Welcome back.  This episode of DIY Guitar Building explains and shows what we did to repair the guitar necks after our unfortunate mishap while routing the truss rod channel.  In it I show a few of the pictures I took of the process and explain what’s happening, as well as a little footage of Bob using our new router setup to route the channel.

Basically, what we did (instead of scrapping the whole project and starting over) was a patch-up job.  We used the same router bit that we used for the truss rod channel to route all the way through the neck creating a long, straight hole.  Then we could insert a piece of wood cut to the exact same width and length, and glue it into place.  This proved to be not as difficult as I thought it would be.  But we were left with the wood we used to patch up, protruding now into the truss rod channel we had previously routed.

Before doing any of this we devised a new routing jig that we thought would be more reliable than the shaper we were using initially.  This consisted of mounting the router upside down on a flat piece of plywood and punching a hole through it with the router bit.  We essentially made a makeshift router table.  We used the same straight thin piece of wood as our guide fence and routed away.  This time everything went as planned, and the truss rod channel is now routed perfectly.

The patch job on the Maple necked guitar is hardly noticeable (and may be painted over anyway).  For the Mahogany necked guitar we used a piece of ebony to patch the hole creating a “skunk stripe” looking feature on the back-side of the neck.  It all turned out much better than I anticipated and was a huge sigh of relief.
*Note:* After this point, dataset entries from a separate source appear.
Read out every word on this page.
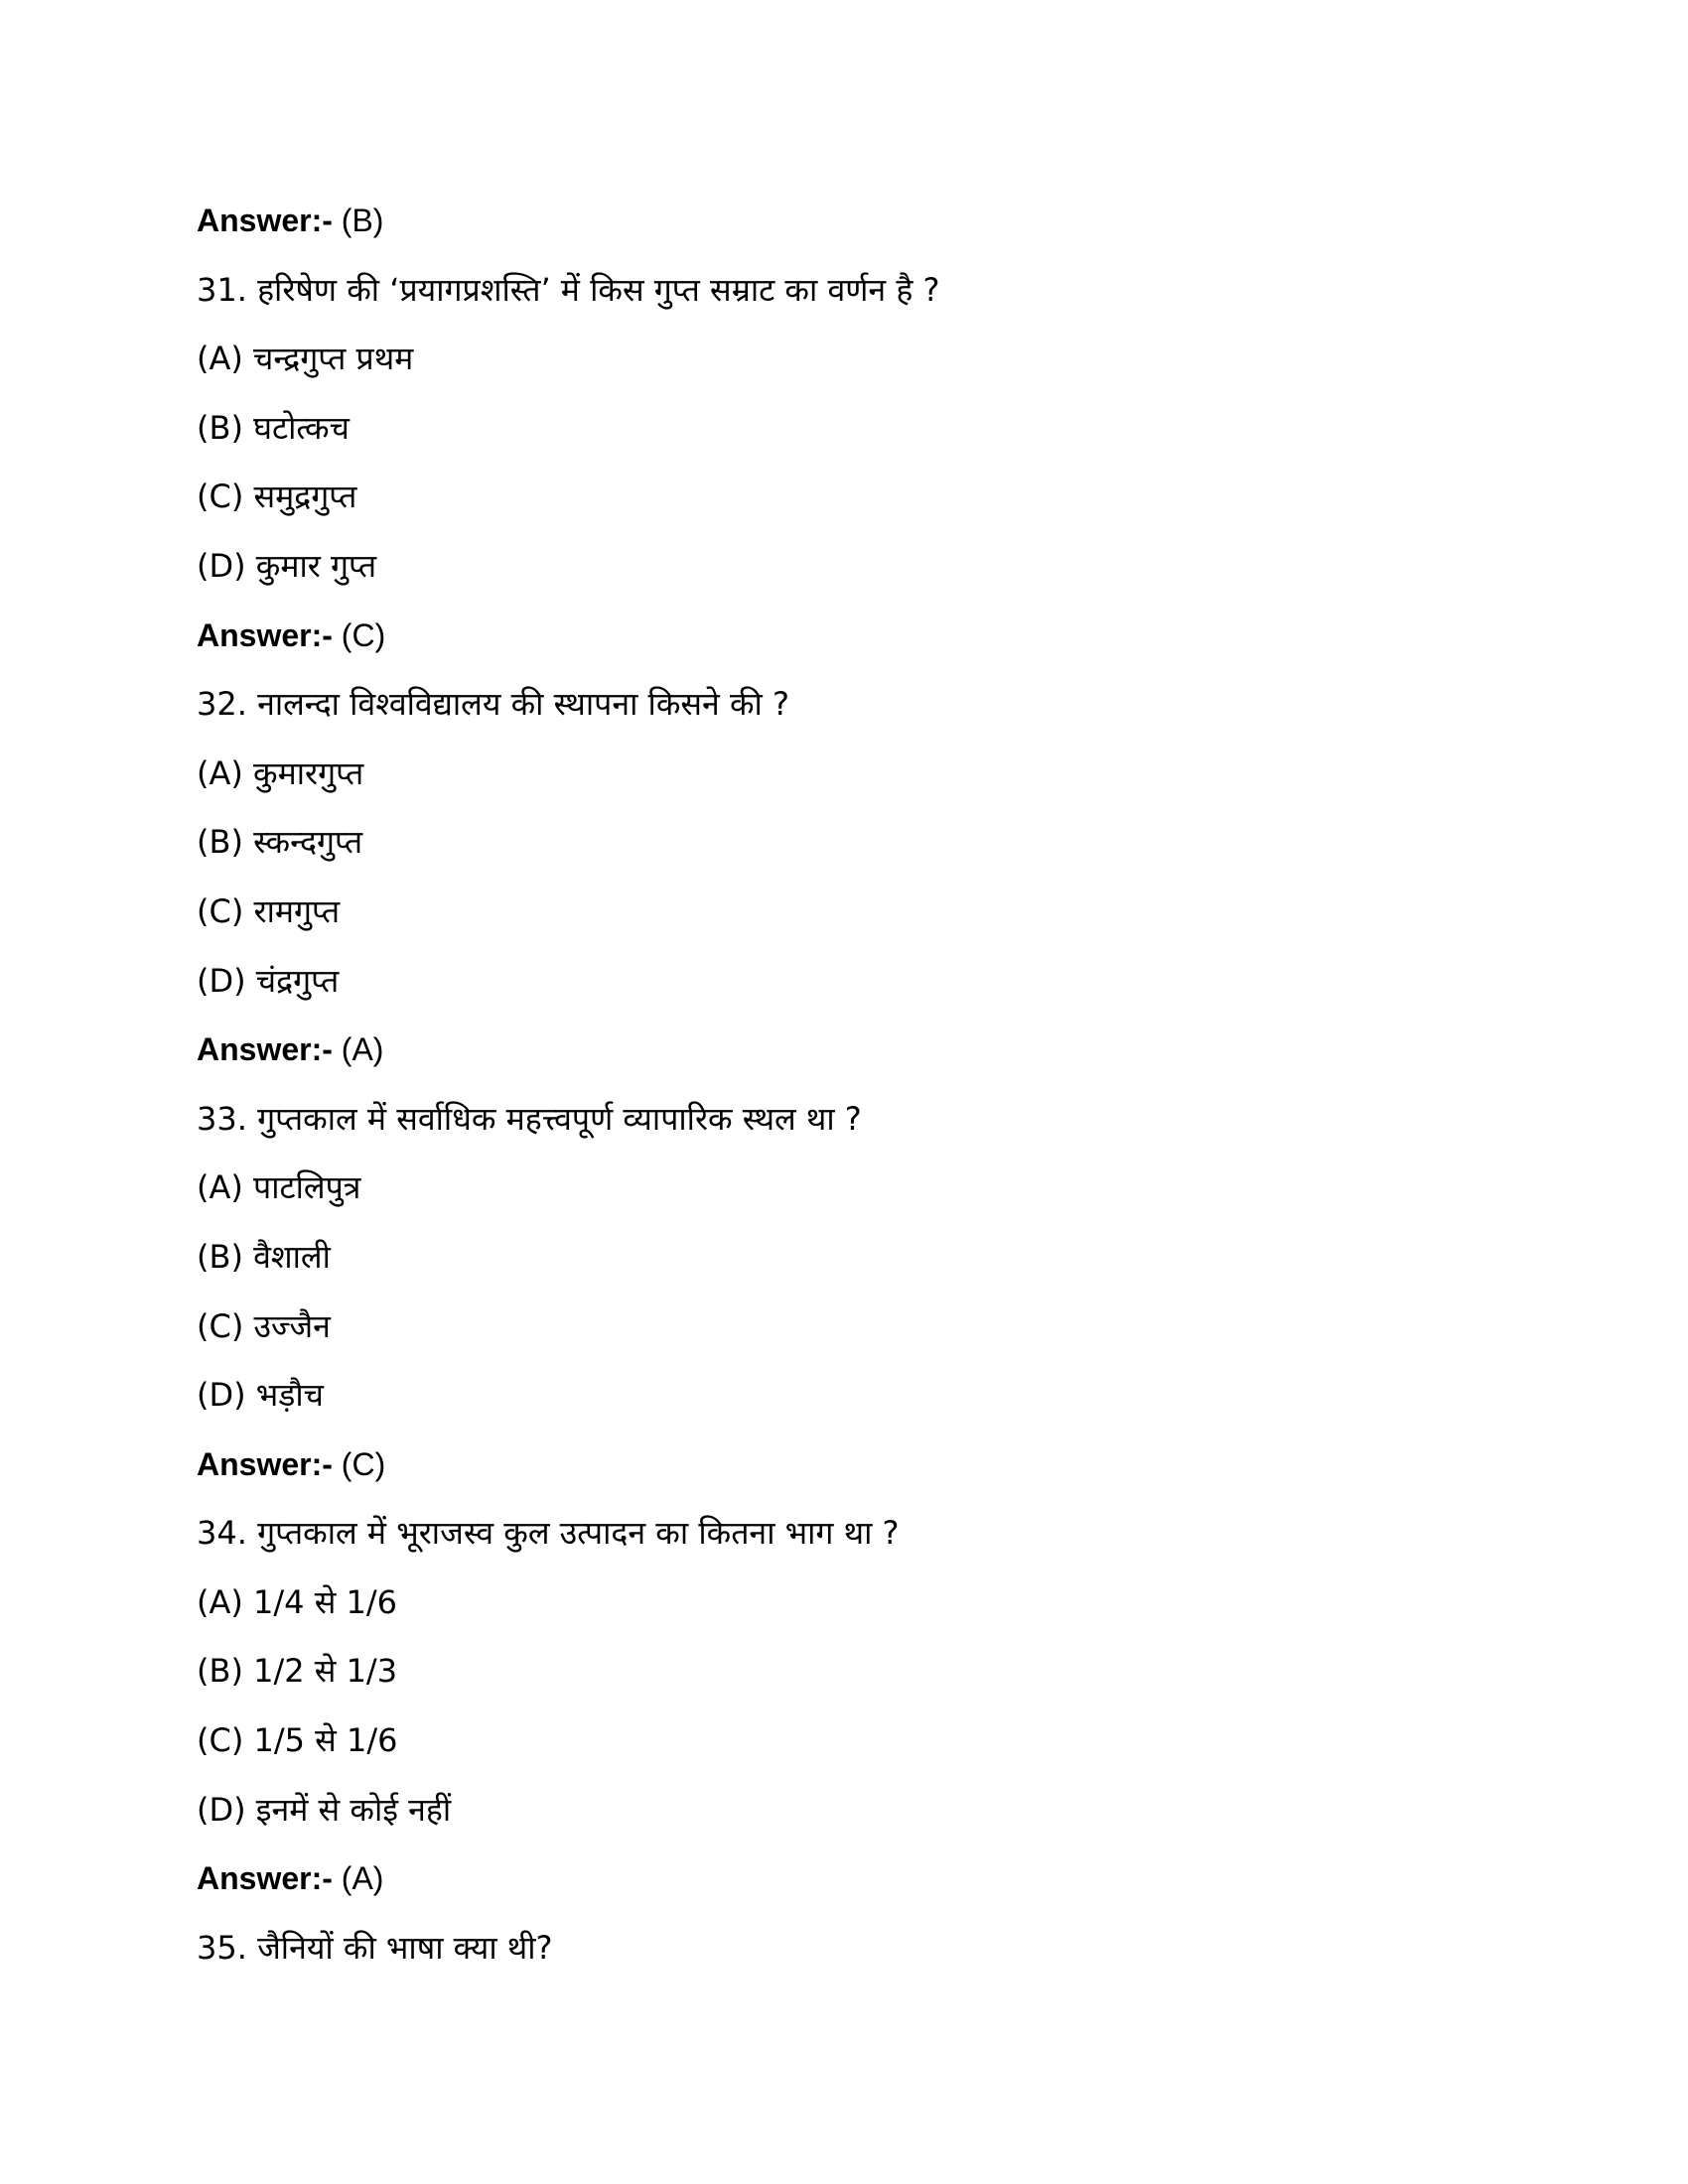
Answer:- (B)
31. हरिषेण की ‘प्रयागप्रशस्ति’ में किस गुप्त सम्राट का वर्णन है ?
(A) चन्द्रगुप्त प्रथम
(B) घटोत्कच
(C) समुद्रगुप्त
(D) कुमार गुप्त
Answer:- (C)
32. नालन्दा विश्वविद्यालय की स्थापना किसने की ?
(A) कुमारगुप्त
(B) स्कन्दगुप्त
(C) रामगुप्त
(D) चंद्रगुप्त
Answer:- (A)
33. गुप्तकाल में सर्वाधिक महत्त्वपूर्ण व्यापारिक स्थल था ?
(A) पाटलिपुत्र
(B) वैशाली
(C) उज्जैन
(D) भड़ौच
Answer:- (C)
34. गुप्तकाल में भूराजस्व कुल उत्पादन का कितना भाग था ?
(A) 1/4 से 1/6
(B) 1/2 से 1/3
(C) 1/5 से 1/6
(D) इनमें से कोई नहीं
Answer:- (A)
35. जैनियों की भाषा क्या थी?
Once the truss rod channel has been routed we can move on to attaching the “wings” of the body, cutting and shaping, and routing the pickup and electronics cavities, and all that exciting stuff.  There are obviously other methods to routing a truss rod channel but this made the most sense and seemed the easiest to do, and once we had a setup that performed as expected it was in fact a piece of cake.  However, it has to be done before attaching the body wood because this method relies on making use of the side of the neck as a guide to set the router bit so that it routes the channel right down the center line of the neck.  Enjoy the video!!